![Iskandar Zulkarnain Wartawan Lampung Post](https://lampost.co/epaper/wp-content/uploads/2018/05/Iskandar-150x150.jpg)
NUKILAN Surah Ar-Rahman dalam Alquran berbunyi: fa-biayyi alla’i Rabbi kuma tukadzzi ban. Artinya, “Maka nikmat Tuhanmu yang mana lagi yang masih kamu dustakan?”.
Luar biasa Allah mengingatkan hamba-Nya akan kenikmatan yang sudah dirasakan manusia. Namun mereka selalu lupa. Oleh sebab itu, Tuhan mengingatkan dalam Surah Ar-Rahman ada 31 kali kalimat yang diulang-ulang tentang nikmat Tuhan manalagi yang manusia dustakan.

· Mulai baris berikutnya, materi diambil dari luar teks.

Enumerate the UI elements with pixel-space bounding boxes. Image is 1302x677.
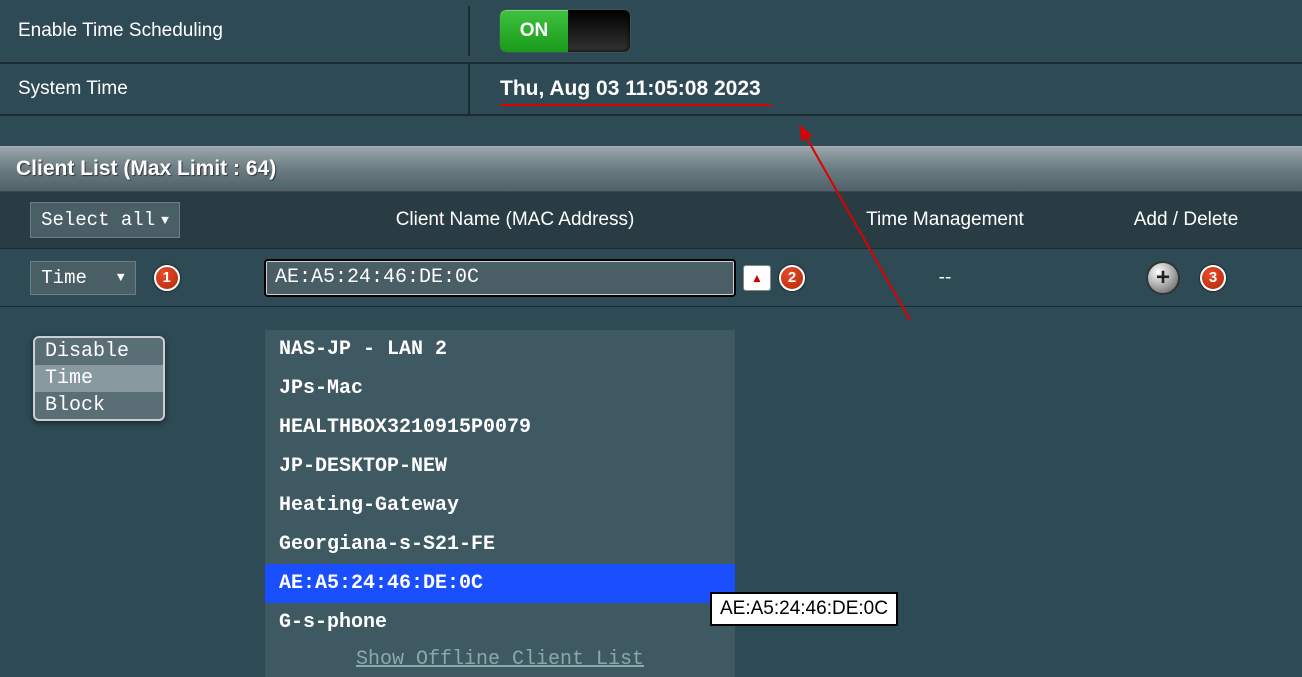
mode-dropdown[interactable]: Time ▼ <box>30 261 135 295</box>
enable-scheduling-label: Enable Time Scheduling <box>0 6 470 56</box>
plus-icon: + <box>1156 266 1170 290</box>
callout-badge-1: 1 <box>154 265 180 291</box>
col-client-name: Client Name (MAC Address) <box>210 209 820 231</box>
scheduling-toggle[interactable]: ON <box>500 10 630 52</box>
col-time-management: Time Management <box>820 209 1070 231</box>
client-option[interactable]: HEALTHBOX3210915P0079 <box>265 408 735 447</box>
mode-option-disable[interactable]: Disable <box>35 338 163 365</box>
system-time-value: Thu, Aug 03 11:05:08 2023 <box>500 77 761 101</box>
client-option[interactable]: NAS-JP - LAN 2 <box>265 330 735 369</box>
dropdown-toggle-button[interactable]: ▲ <box>743 265 771 291</box>
client-option[interactable]: JPs-Mac <box>265 369 735 408</box>
system-time-label: System Time <box>0 64 470 114</box>
chevron-down-icon: ▼ <box>161 213 169 228</box>
time-management-value: -- <box>820 267 1070 289</box>
client-mac-input[interactable] <box>265 260 735 296</box>
enable-scheduling-row: Enable Time Scheduling ON <box>0 0 1302 64</box>
toggle-on-label: ON <box>500 10 568 52</box>
mode-value: Time <box>41 267 87 289</box>
client-option[interactable]: JP-DESKTOP-NEW <box>265 447 735 486</box>
callout-badge-3: 3 <box>1200 265 1226 291</box>
mode-option-block[interactable]: Block <box>35 392 163 419</box>
client-option[interactable]: AE:A5:24:46:DE:0C <box>265 564 735 603</box>
client-list-header: Client List (Max Limit : 64) <box>0 146 1302 191</box>
add-button[interactable]: + <box>1146 261 1180 295</box>
client-option[interactable]: Georgiana-s-S21-FE <box>265 525 735 564</box>
chevron-down-icon: ▼ <box>117 270 125 285</box>
col-add-delete: Add / Delete <box>1070 209 1302 231</box>
mac-tooltip: AE:A5:24:46:DE:0C <box>710 592 898 626</box>
select-all-button[interactable]: Select all ▼ <box>30 202 180 238</box>
mode-dropdown-list[interactable]: Disable Time Block <box>33 336 165 421</box>
mode-option-time[interactable]: Time <box>35 365 163 392</box>
system-time-row: System Time Thu, Aug 03 11:05:08 2023 <box>0 64 1302 116</box>
table-header-row: Select all ▼ Client Name (MAC Address) T… <box>0 191 1302 249</box>
table-row: Time ▼ 1 ▲ 2 -- + 3 <box>0 249 1302 307</box>
triangle-up-icon: ▲ <box>751 271 763 285</box>
client-dropdown-list[interactable]: NAS-JP - LAN 2JPs-MacHEALTHBOX3210915P00… <box>265 330 735 677</box>
callout-badge-2: 2 <box>779 265 805 291</box>
select-all-label: Select all <box>41 209 155 231</box>
show-offline-link[interactable]: Show Offline Client List <box>265 642 735 677</box>
client-option[interactable]: Heating-Gateway <box>265 486 735 525</box>
client-option[interactable]: G-s-phone <box>265 603 735 642</box>
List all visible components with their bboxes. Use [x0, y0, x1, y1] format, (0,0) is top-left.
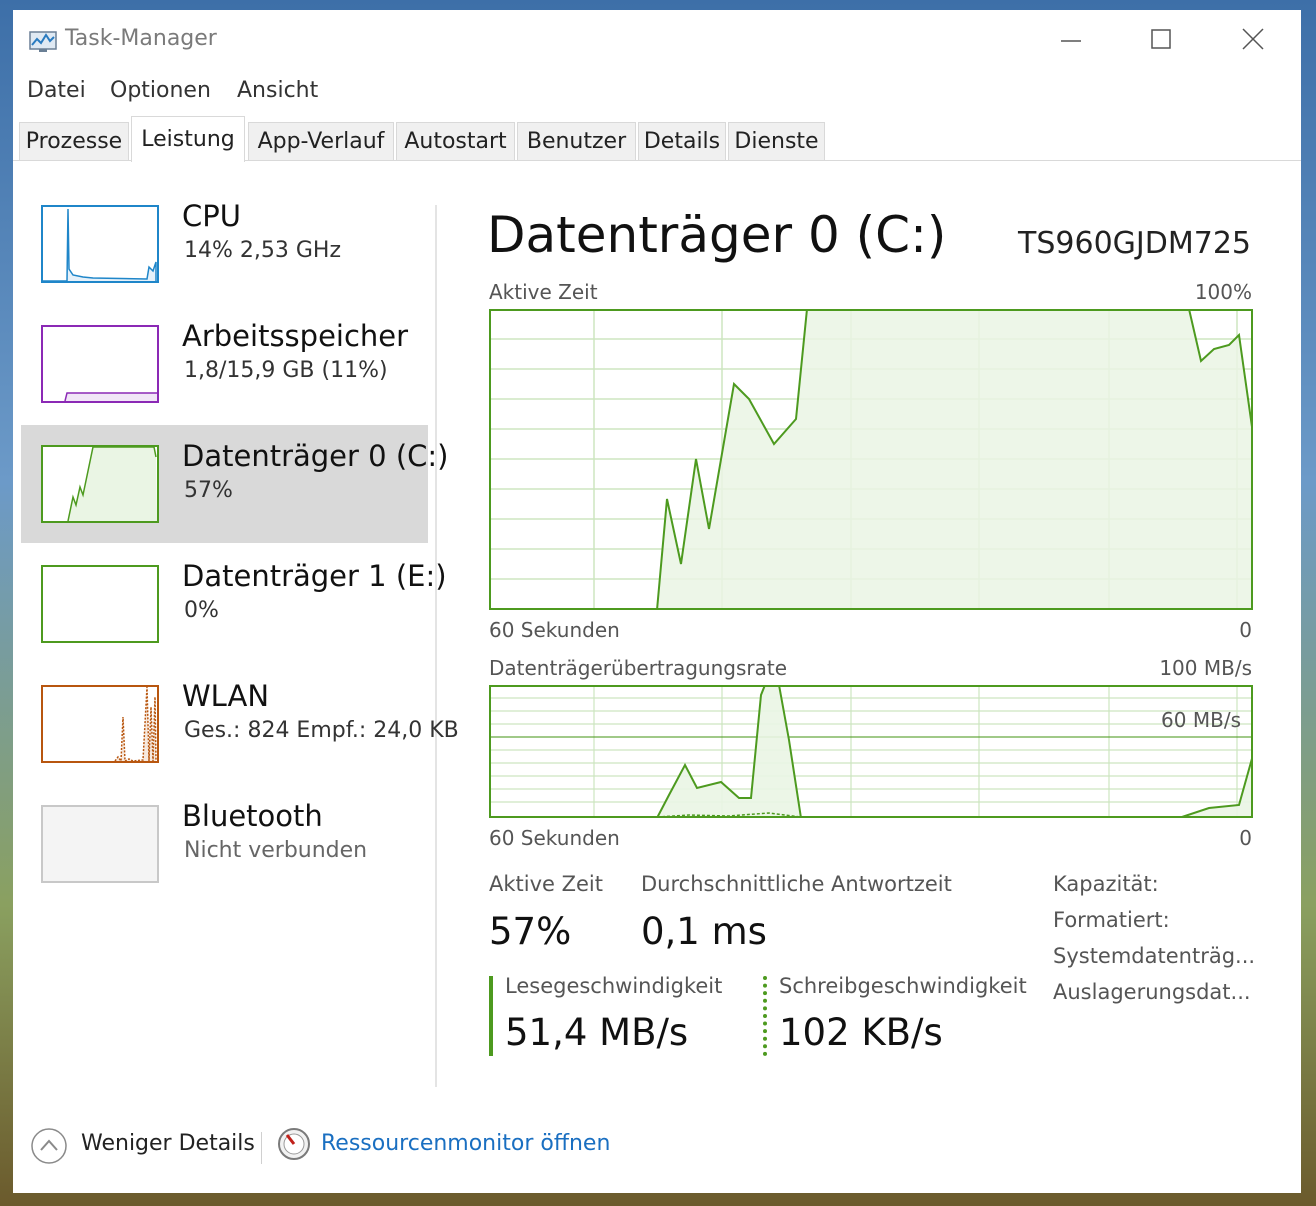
- property-system-disk-label: Systemdatenträg...: [1053, 944, 1256, 968]
- sidebar-item-memory[interactable]: Arbeitsspeicher 1,8/15,9 GB (11%): [21, 305, 428, 423]
- chevron-up-circle-icon[interactable]: [29, 1126, 69, 1170]
- sidebar-item-subtitle: Ges.: 824 Empf.: 24,0 KB: [184, 718, 459, 743]
- graph-transfer-ref: 60 MB/s: [1161, 708, 1241, 732]
- menu-optionen[interactable]: Optionen: [110, 78, 211, 103]
- sidebar-item-subtitle: Nicht verbunden: [184, 838, 368, 863]
- close-icon[interactable]: [1233, 24, 1273, 56]
- sidebar-item-subtitle: 1,8/15,9 GB (11%): [184, 358, 388, 383]
- bluetooth-thumbnail: [41, 805, 159, 883]
- minimize-icon[interactable]: [1051, 24, 1091, 56]
- tab-details[interactable]: Details: [638, 122, 726, 160]
- sidebar-item-title: Datenträger 1 (E:): [182, 559, 447, 593]
- footer-separator: [261, 1132, 262, 1164]
- read-speed-bar: [489, 976, 493, 1056]
- transfer-rate-graph: [489, 685, 1253, 818]
- sidebar-item-title: WLAN: [182, 679, 270, 713]
- stat-write-value: 102 KB/s: [779, 1011, 943, 1054]
- tab-prozesse[interactable]: Prozesse: [19, 122, 129, 160]
- resource-monitor-icon: [276, 1126, 312, 1166]
- cpu-thumbnail: [41, 205, 159, 283]
- task-manager-icon: [29, 30, 59, 54]
- wlan-thumbnail: [41, 685, 159, 763]
- footer: Weniger Details Ressourcenmonitor öffnen: [13, 1122, 1301, 1174]
- graph-active-time-x-left: 60 Sekunden: [489, 618, 620, 642]
- tab-bar: Prozesse Leistung App-Verlauf Autostart …: [13, 114, 1301, 162]
- sidebar-item-subtitle: 57%: [184, 478, 233, 503]
- sidebar-item-title: Bluetooth: [182, 799, 323, 833]
- write-speed-bar: [763, 976, 767, 1056]
- property-capacity-label: Kapazität:: [1053, 872, 1159, 896]
- tab-app-verlauf[interactable]: App-Verlauf: [248, 122, 394, 160]
- stat-response-value: 0,1 ms: [641, 910, 767, 953]
- tab-benutzer[interactable]: Benutzer: [517, 122, 636, 160]
- sidebar-item-cpu[interactable]: CPU 14% 2,53 GHz: [21, 185, 428, 303]
- graph-transfer-x-right: 0: [1239, 826, 1252, 850]
- sidebar-item-wlan[interactable]: WLAN Ges.: 824 Empf.: 24,0 KB: [21, 665, 459, 783]
- stat-read-value: 51,4 MB/s: [505, 1011, 689, 1054]
- sidebar-item-title: CPU: [182, 199, 241, 233]
- graph-transfer-max: 100 MB/s: [1159, 656, 1252, 680]
- menu-ansicht[interactable]: Ansicht: [237, 78, 318, 103]
- sidebar-item-subtitle: 14% 2,53 GHz: [184, 238, 342, 263]
- sidebar-item-disk-0[interactable]: Datenträger 0 (C:) 57%: [21, 425, 448, 543]
- active-time-graph: [489, 309, 1253, 610]
- stat-read-label: Lesegeschwindigkeit: [505, 974, 723, 998]
- title-bar[interactable]: Task-Manager: [13, 10, 1301, 70]
- graph-transfer-label: Datenträgerübertragungsrate: [489, 656, 788, 680]
- window-title: Task-Manager: [65, 26, 217, 51]
- sidebar-item-title: Datenträger 0 (C:): [182, 439, 449, 473]
- graph-active-time-x-right: 0: [1239, 618, 1252, 642]
- sidebar-item-title: Arbeitsspeicher: [182, 319, 409, 353]
- sidebar-item-bluetooth[interactable]: Bluetooth Nicht verbunden: [21, 785, 428, 903]
- less-details-button[interactable]: Weniger Details: [81, 1131, 255, 1156]
- graph-active-time-label: Aktive Zeit: [489, 280, 598, 304]
- sidebar-item-disk-1[interactable]: Datenträger 1 (E:) 0%: [21, 545, 447, 663]
- task-manager-window: Task-Manager Datei Optionen Ansicht Proz…: [13, 10, 1301, 1193]
- graph-active-time-max: 100%: [1194, 280, 1252, 304]
- sidebar-divider: [435, 205, 437, 1087]
- disk-1-thumbnail: [41, 565, 159, 643]
- sidebar-item-subtitle: 0%: [184, 598, 219, 623]
- property-page-file-label: Auslagerungsdat...: [1053, 980, 1251, 1004]
- disk-model: TS960GJDM725: [1018, 226, 1251, 261]
- memory-thumbnail: [41, 325, 159, 403]
- tab-autostart[interactable]: Autostart: [396, 122, 515, 160]
- graph-transfer-x-left: 60 Sekunden: [489, 826, 620, 850]
- stat-response-label: Durchschnittliche Antwortzeit: [641, 872, 952, 896]
- tab-dienste[interactable]: Dienste: [728, 122, 825, 160]
- tab-leistung[interactable]: Leistung: [131, 116, 245, 162]
- stat-active-time-value: 57%: [489, 910, 572, 953]
- detail-title: Datenträger 0 (C:): [487, 206, 947, 264]
- stat-write-label: Schreibgeschwindigkeit: [779, 974, 1027, 998]
- disk-0-thumbnail: [41, 445, 159, 523]
- menu-datei[interactable]: Datei: [27, 78, 86, 103]
- stat-active-time-label: Aktive Zeit: [489, 872, 603, 896]
- maximize-icon[interactable]: [1141, 24, 1181, 56]
- property-formatted-label: Formatiert:: [1053, 908, 1170, 932]
- resource-monitor-link[interactable]: Ressourcenmonitor öffnen: [321, 1131, 610, 1156]
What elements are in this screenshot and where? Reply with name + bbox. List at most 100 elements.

Nikmat yang digelontorkan Tuhan melalui khalifah fil ardhi, pemimpin di bumi Indonesia bernama Presiden Joko Widodo itu adalah pemberian tunjangan hari raya (THR) dan gaji ke-13 bagi aparatur sipil negara (ASN) dan para pensiunan. Tunjangan itu juga didasarkan atas gaji pokok dengan tunjangan tambahan lainnya. Tidak hanya dalam bentuk uang, libur atau cuti bersama pun ditambah harinya untuk tahun ini.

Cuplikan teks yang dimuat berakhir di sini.